II. Le droit interne pertinent A. La jurisprudence relative à la réglementation du droit de bâtir
25. L'arrêt rendu par la Cour de cassation dans la présente affaire le 11 novembre 1985 (Il Foro Italiano - "Foro It." - n° 3169/86, 1986, I, col. 3022) résume les principes, posés par sa jurisprudence et celle de la Cour constitutionnelle, s'appliquant en matière de réglementation du droit de bâtir. Il rappelle tout d'abord "que selon une jurisprudence bien établie (Cour de cassation n° 2951/81 [29 janvier 1981 - paragraphe 23 ci-dessus]), les propriétaires de terrains sont ab origine titulaires d'un simple intérêt légitime, face au pouvoir de l'administration d'utiliser le territoire à des fins de construction et d'urbanisme". La situation du particulier ne peut jamais s'élever au point de le rendre titulaire d'un droit subjectif sous l'angle de l'atteinte alléguée au droit de propriété comme droit de vendre (jus vendendi) et comme droit de bâtir (jus aedificandi).
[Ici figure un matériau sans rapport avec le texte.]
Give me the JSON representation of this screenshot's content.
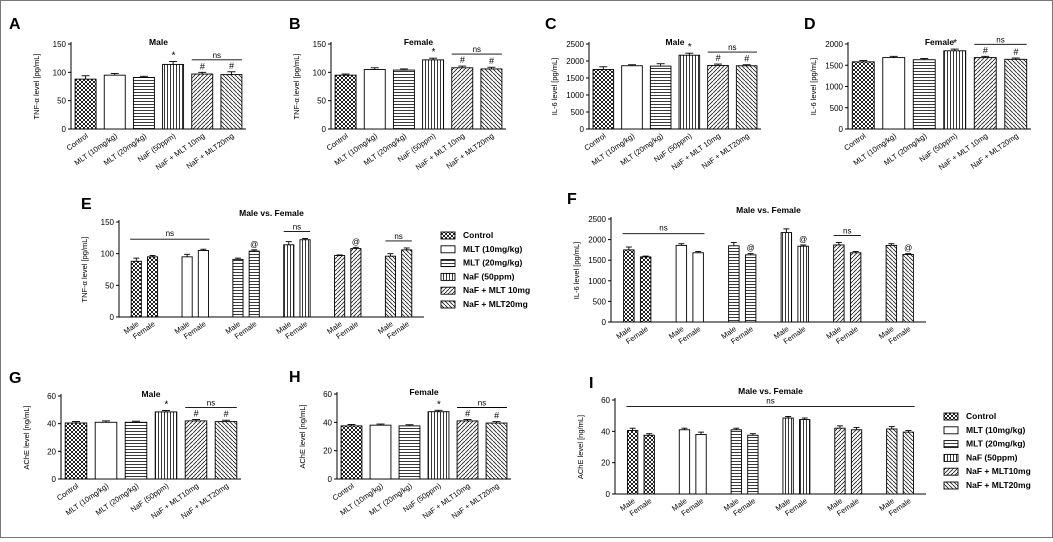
{
  "colors": {
    "bar_fill": "#cfcfcf",
    "dark_fill": "#555555",
    "stroke": "#000000"
  },
  "legend_entries": [
    "Control",
    "MLT (10mg/kg)",
    "MLT (20mg/kg)",
    "NaF (50ppm)",
    "NaF + MLT 10mg",
    "NaF + MLT20mg"
  ],
  "legend_entries_acche": [
    "Control",
    "MLT (10mg/kg)",
    "MLT (20mg/kg)",
    "NaF (50ppm)",
    "NaF + MLT10mg",
    "NaF + MLT20mg"
  ],
  "chart_data": [
    {
      "panel": "A",
      "type": "bar",
      "title": "Male",
      "ylabel": "TNF-α level [pg/mL]",
      "ylim": [
        0,
        150
      ],
      "yticks": [
        0,
        50,
        100,
        150
      ],
      "categories": [
        "Control",
        "MLT (10mg/kg)",
        "MLT (20mg/kg)",
        "NaF (50ppm)",
        "NaF + MLT 10mg",
        "NaF + MLT20mg"
      ],
      "values": [
        88,
        95,
        91,
        114,
        97,
        96
      ],
      "errors": [
        6,
        3,
        2,
        5,
        3,
        5
      ],
      "marks": [
        "",
        "",
        "",
        "*",
        "#",
        "#"
      ],
      "ns": [
        4,
        5
      ]
    },
    {
      "panel": "B",
      "type": "bar",
      "title": "Female",
      "ylabel": "TNF-α level [pg/mL]",
      "ylim": [
        0,
        150
      ],
      "yticks": [
        0,
        50,
        100,
        150
      ],
      "categories": [
        "Control",
        "MLT (10mg/kg)",
        "MLT (20mg/kg)",
        "NaF (50ppm)",
        "NaF + MLT 10mg",
        "NaF + MLT20mg"
      ],
      "values": [
        95,
        105,
        104,
        122,
        108,
        106
      ],
      "errors": [
        2,
        3,
        2,
        3,
        3,
        3
      ],
      "marks": [
        "",
        "",
        "",
        "*",
        "#",
        "#"
      ],
      "ns": [
        4,
        5
      ]
    },
    {
      "panel": "C",
      "type": "bar",
      "title": "Male",
      "ylabel": "IL-6 level [pg/mL]",
      "ylim": [
        0,
        2500
      ],
      "yticks": [
        0,
        500,
        1000,
        1500,
        2000,
        2500
      ],
      "categories": [
        "Control",
        "MLT (10mg/kg)",
        "MLT (20mg/kg)",
        "NaF (50ppm)",
        "NaF + MLT 10mg",
        "NaF + MLT20mg"
      ],
      "values": [
        1750,
        1860,
        1850,
        2170,
        1870,
        1860
      ],
      "errors": [
        80,
        30,
        70,
        60,
        40,
        30
      ],
      "marks": [
        "",
        "",
        "",
        "*",
        "#",
        "#"
      ],
      "ns": [
        4,
        5
      ]
    },
    {
      "panel": "D",
      "type": "bar",
      "title": "Female",
      "ylabel": "IL-6 level [pg/mL]",
      "ylim": [
        0,
        2000
      ],
      "yticks": [
        0,
        500,
        1000,
        1500,
        2000
      ],
      "categories": [
        "Control",
        "MLT (10mg/kg)",
        "MLT (20mg/kg)",
        "NaF (50ppm)",
        "NaF + MLT 10mg",
        "NaF + MLT20mg"
      ],
      "values": [
        1580,
        1680,
        1630,
        1840,
        1680,
        1640
      ],
      "errors": [
        30,
        30,
        30,
        40,
        30,
        30
      ],
      "marks": [
        "",
        "",
        "",
        "*",
        "#",
        "#"
      ],
      "ns": [
        4,
        5
      ]
    },
    {
      "panel": "E",
      "type": "bar",
      "title": "Male vs. Female",
      "ylabel": "TNF-α level [pg/mL]",
      "ylim": [
        0,
        150
      ],
      "yticks": [
        0,
        50,
        100,
        150
      ],
      "categories": [
        "Male",
        "Female"
      ],
      "series": [
        {
          "name": "Control",
          "values": [
            88,
            95
          ],
          "errors": [
            5,
            2
          ]
        },
        {
          "name": "MLT (10mg/kg)",
          "values": [
            95,
            105
          ],
          "errors": [
            4,
            2
          ]
        },
        {
          "name": "MLT (20mg/kg)",
          "values": [
            91,
            104
          ],
          "errors": [
            2,
            2
          ]
        },
        {
          "name": "NaF (50ppm)",
          "values": [
            114,
            122
          ],
          "errors": [
            5,
            2
          ]
        },
        {
          "name": "NaF + MLT 10mg",
          "values": [
            97,
            108
          ],
          "errors": [
            1,
            2
          ]
        },
        {
          "name": "NaF + MLT20mg",
          "values": [
            96,
            106
          ],
          "errors": [
            4,
            3
          ]
        }
      ],
      "marks": [
        "",
        "",
        "@",
        "",
        "@",
        ""
      ],
      "ns_span": [
        0,
        1
      ],
      "ns_groups": [
        3,
        5
      ]
    },
    {
      "panel": "F",
      "type": "bar",
      "title": "Male vs. Female",
      "ylabel": "IL-6 level [pg/mL]",
      "ylim": [
        0,
        2500
      ],
      "yticks": [
        0,
        500,
        1000,
        1500,
        2000,
        2500
      ],
      "categories": [
        "Male",
        "Female"
      ],
      "series": [
        {
          "name": "Control",
          "values": [
            1750,
            1580
          ],
          "errors": [
            70,
            20
          ]
        },
        {
          "name": "MLT (10mg/kg)",
          "values": [
            1860,
            1680
          ],
          "errors": [
            40,
            30
          ]
        },
        {
          "name": "MLT (20mg/kg)",
          "values": [
            1850,
            1630
          ],
          "errors": [
            80,
            30
          ]
        },
        {
          "name": "NaF (50ppm)",
          "values": [
            2170,
            1840
          ],
          "errors": [
            90,
            30
          ]
        },
        {
          "name": "NaF + MLT 10mg",
          "values": [
            1870,
            1680
          ],
          "errors": [
            60,
            30
          ]
        },
        {
          "name": "NaF + MLT20mg",
          "values": [
            1860,
            1640
          ],
          "errors": [
            40,
            20
          ]
        }
      ],
      "marks": [
        "",
        "",
        "@",
        "@",
        "",
        "@"
      ],
      "ns_span": [
        0,
        1
      ],
      "ns_groups": [
        4
      ]
    },
    {
      "panel": "G",
      "type": "bar",
      "title": "Male",
      "ylabel": "AChE level [ng/mL]",
      "ylim": [
        0,
        60
      ],
      "yticks": [
        0,
        20,
        40,
        60
      ],
      "categories": [
        "Control",
        "MLT (10mg/kg)",
        "MLT (20mg/kg)",
        "NaF (50ppm)",
        "NaF + MLT10mg",
        "NaF + MLT20mg"
      ],
      "values": [
        40.5,
        41,
        41,
        48.5,
        42,
        41.5
      ],
      "errors": [
        1,
        1,
        0.8,
        1,
        1,
        1
      ],
      "marks": [
        "",
        "",
        "",
        "*",
        "#",
        "#"
      ],
      "ns": [
        4,
        5
      ]
    },
    {
      "panel": "H",
      "type": "bar",
      "title": "Female",
      "ylabel": "AChE level [ng/mL]",
      "ylim": [
        0,
        60
      ],
      "yticks": [
        0,
        20,
        40,
        60
      ],
      "categories": [
        "Control",
        "MLT (10mg/kg)",
        "MLT (20mg/kg)",
        "NaF (50ppm)",
        "NaF + MLT10mg",
        "NaF + MLT20mg"
      ],
      "values": [
        37.5,
        38,
        37.5,
        47.5,
        41,
        39.5
      ],
      "errors": [
        1,
        0.8,
        0.8,
        1,
        1,
        1
      ],
      "marks": [
        "",
        "",
        "",
        "*",
        "#",
        "#"
      ],
      "ns": [
        4,
        5
      ]
    },
    {
      "panel": "I",
      "type": "bar",
      "title": "Male vs. Female",
      "ylabel": "AChE level [ng/mL]",
      "ylim": [
        0,
        60
      ],
      "yticks": [
        0,
        20,
        40,
        60
      ],
      "categories": [
        "Male",
        "Female"
      ],
      "series": [
        {
          "name": "Control",
          "values": [
            40.5,
            37.5
          ],
          "errors": [
            1.5,
            1
          ]
        },
        {
          "name": "MLT (10mg/kg)",
          "values": [
            41,
            38
          ],
          "errors": [
            1,
            1.5
          ]
        },
        {
          "name": "MLT (20mg/kg)",
          "values": [
            41,
            37.5
          ],
          "errors": [
            1,
            1
          ]
        },
        {
          "name": "NaF (50ppm)",
          "values": [
            48.5,
            47.5
          ],
          "errors": [
            1,
            1
          ]
        },
        {
          "name": "NaF + MLT10mg",
          "values": [
            42,
            41
          ],
          "errors": [
            1.5,
            1.5
          ]
        },
        {
          "name": "NaF + MLT20mg",
          "values": [
            41.5,
            39.5
          ],
          "errors": [
            1.5,
            1
          ]
        }
      ],
      "marks": [
        "",
        "",
        "",
        "",
        "",
        ""
      ],
      "ns_span": [
        0,
        5
      ],
      "ns_groups": []
    }
  ]
}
Par conséquent, la "réduction de l'un ou de l'autre" résultant de l'imposition par l'administration de limitations ou d'interdictions, n'ouvre jamais droit à réparation. Certes, le propriétaire peut subir des dommages parfois même importants, mais ceux-ci ne sauraient être indemnisés car il appartient à l'Etat d'harmoniser le droit de construire des particuliers avec l'intérêt général à un développement ordonné du territoire.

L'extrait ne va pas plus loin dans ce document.